In one of the largest settlements of its kind in U.S. history, Google agreed last week to pay the U.S. government half a billion dollars for allowing its advertising system to be abused by Canadian Internet prescription drug peddlers illegally importing their wares into the country. The size of the settlement wasn’t the only eye-opener in the case. The settlement agreement contained some surprises, too, especially in some admissions made by the company whose motto is “Do no evil.” Here are four of them.
1. Google knew Canadian pharmacies using its AdSense advertising platform were illegally selling prescription drugs to U.S. consumers and improperly assisted the drug peddlers in doing it .
AdSense is a major money-maker for Google. It displays sponsored advertising in response to queries from users of Google’s search engine. Advertisers pay the company for their ads. In addition, the advertisers can target their ads based on the geographic location of a searcher.
As early as 2003, the settlement noted, Google allowed Canadian pharmacies to advertise through its AdSense program and target U.S. customers while blocking advertising from other nations, yet it “was aware that in most circumstances it was illegal for pharmacies to ship controlled and non-controlled prescription drugs into the United States from Canada.”
2. Although Google knew the Canadian pharmacies were illegally selling drugs to Americans, the settlement revealed that Google “provided customer support to some of these Canadian online pharmacy advertisers to assist them in placing and optimizing their AdWords advertisements and in improving the effectiveness of their websites.”

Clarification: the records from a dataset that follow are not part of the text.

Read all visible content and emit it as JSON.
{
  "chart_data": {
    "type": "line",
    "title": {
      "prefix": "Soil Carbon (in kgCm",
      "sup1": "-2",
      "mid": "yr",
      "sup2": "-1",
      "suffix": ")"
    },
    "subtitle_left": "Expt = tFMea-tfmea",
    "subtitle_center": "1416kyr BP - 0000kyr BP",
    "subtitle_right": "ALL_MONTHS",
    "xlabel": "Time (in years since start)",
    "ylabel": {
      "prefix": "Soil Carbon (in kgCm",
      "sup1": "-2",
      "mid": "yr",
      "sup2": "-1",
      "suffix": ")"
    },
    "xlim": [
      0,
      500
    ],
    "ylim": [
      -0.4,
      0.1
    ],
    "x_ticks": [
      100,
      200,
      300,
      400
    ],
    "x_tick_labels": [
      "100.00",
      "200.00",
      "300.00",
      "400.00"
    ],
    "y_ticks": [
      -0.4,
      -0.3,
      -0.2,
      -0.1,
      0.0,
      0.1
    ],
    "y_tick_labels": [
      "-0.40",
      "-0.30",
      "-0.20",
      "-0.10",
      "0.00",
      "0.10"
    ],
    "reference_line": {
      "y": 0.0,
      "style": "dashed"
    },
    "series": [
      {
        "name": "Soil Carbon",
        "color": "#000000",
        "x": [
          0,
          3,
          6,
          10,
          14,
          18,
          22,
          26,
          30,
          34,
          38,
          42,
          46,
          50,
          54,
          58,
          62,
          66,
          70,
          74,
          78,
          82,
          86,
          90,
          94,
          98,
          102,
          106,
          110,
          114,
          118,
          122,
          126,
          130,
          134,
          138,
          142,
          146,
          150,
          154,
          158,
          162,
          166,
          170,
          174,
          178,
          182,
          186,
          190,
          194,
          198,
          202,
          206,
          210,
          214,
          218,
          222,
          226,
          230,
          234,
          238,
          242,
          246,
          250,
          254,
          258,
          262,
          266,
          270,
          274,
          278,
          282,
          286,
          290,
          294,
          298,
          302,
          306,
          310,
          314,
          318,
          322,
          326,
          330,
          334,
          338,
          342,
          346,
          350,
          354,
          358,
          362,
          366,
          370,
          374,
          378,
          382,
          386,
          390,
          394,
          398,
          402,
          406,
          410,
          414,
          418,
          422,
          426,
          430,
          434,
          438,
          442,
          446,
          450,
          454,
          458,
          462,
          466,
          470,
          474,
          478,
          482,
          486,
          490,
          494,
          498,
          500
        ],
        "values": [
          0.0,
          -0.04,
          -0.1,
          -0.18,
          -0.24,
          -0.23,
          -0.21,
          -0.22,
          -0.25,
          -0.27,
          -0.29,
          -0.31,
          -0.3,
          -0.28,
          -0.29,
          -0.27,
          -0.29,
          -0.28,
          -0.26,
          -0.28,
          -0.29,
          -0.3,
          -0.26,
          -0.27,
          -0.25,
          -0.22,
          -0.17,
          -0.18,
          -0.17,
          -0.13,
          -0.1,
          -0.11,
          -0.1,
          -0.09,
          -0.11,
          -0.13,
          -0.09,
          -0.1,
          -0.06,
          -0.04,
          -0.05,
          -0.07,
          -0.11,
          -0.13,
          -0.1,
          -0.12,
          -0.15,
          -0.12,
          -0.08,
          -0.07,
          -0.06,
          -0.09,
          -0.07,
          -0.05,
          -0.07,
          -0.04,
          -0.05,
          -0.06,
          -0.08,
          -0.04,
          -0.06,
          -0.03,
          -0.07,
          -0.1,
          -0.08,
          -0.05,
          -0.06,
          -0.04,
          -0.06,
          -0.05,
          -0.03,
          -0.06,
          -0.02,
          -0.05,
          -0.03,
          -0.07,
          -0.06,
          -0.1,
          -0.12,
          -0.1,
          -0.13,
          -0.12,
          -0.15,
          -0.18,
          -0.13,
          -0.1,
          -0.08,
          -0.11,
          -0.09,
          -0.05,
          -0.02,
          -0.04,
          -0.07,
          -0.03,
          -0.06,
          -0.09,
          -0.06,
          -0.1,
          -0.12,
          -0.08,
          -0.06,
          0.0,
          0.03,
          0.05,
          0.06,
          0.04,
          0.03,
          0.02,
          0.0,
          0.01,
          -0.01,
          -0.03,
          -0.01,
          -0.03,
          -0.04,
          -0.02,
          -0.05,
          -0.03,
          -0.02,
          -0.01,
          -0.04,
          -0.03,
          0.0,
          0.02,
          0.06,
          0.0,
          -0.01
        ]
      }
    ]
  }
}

3. When Google did take action against online pharmacies selling prescription drugs to U.S. buyers, it ignored the fact that the system was being beaten by some pharmacies.
What the pharmacies would do is set up their AdSense accounts to geo-target audiences outside the United States. Once they were accepted into the program, though, they’d change their geo-targeting preferences to include the United States. “Although the Company was on notice that some online pharmacies changed their geo-targeting in this manner, the Company did not prevent these changes in geo-targeting until it became aware of the Government’s investigation,” the settlement says.
4. Google was aware that online pharmacies were exploiting the company’s keyword system to end-run its pharmacy certification program but dragged its feet in cracking down on those exploiters.
Under Google’s pharmacy certification program, if a company used pharmaceutical terms in their ads, they might be flagged for review by Google. What the pharmacies discovered was that they could skirt that process by avoiding pharmaceutical terms in their ads and just buying drug keywords.
Keywords are purchased by advertisers from Google. They trigger what ads will appear on a page of search results.
Although Google was notified of the keyword practice, it didn’t do anything about it until “it became aware of the Government’s investigation,” according to the settlement agreement (PDF).
Through the years, Google has always tried to portray itself as something more than a money-grubbing corporation motivated by profit. These admissions suggest that when it comes to optimizing revenues, Google, too, can act like the corporations it haughtily set itself apart from in the past. That will be a liability for Google in the future, according to Harvard Business School Assistant Professor of Business Administration Benjamin G. Edelman.
“Previously, when Google argued that it was difficult to find bad ads, trademark-infringing domains, or copyrighted content, the world could only wonder what made these tasks so difficult for Google,” he wrote for Betanews. “Now we know: at least sometimes, Google’s difficulties were a farce; behind the scenes, Google employees were encouraging and supporting the very unlawful conduct they claimed to oppose.”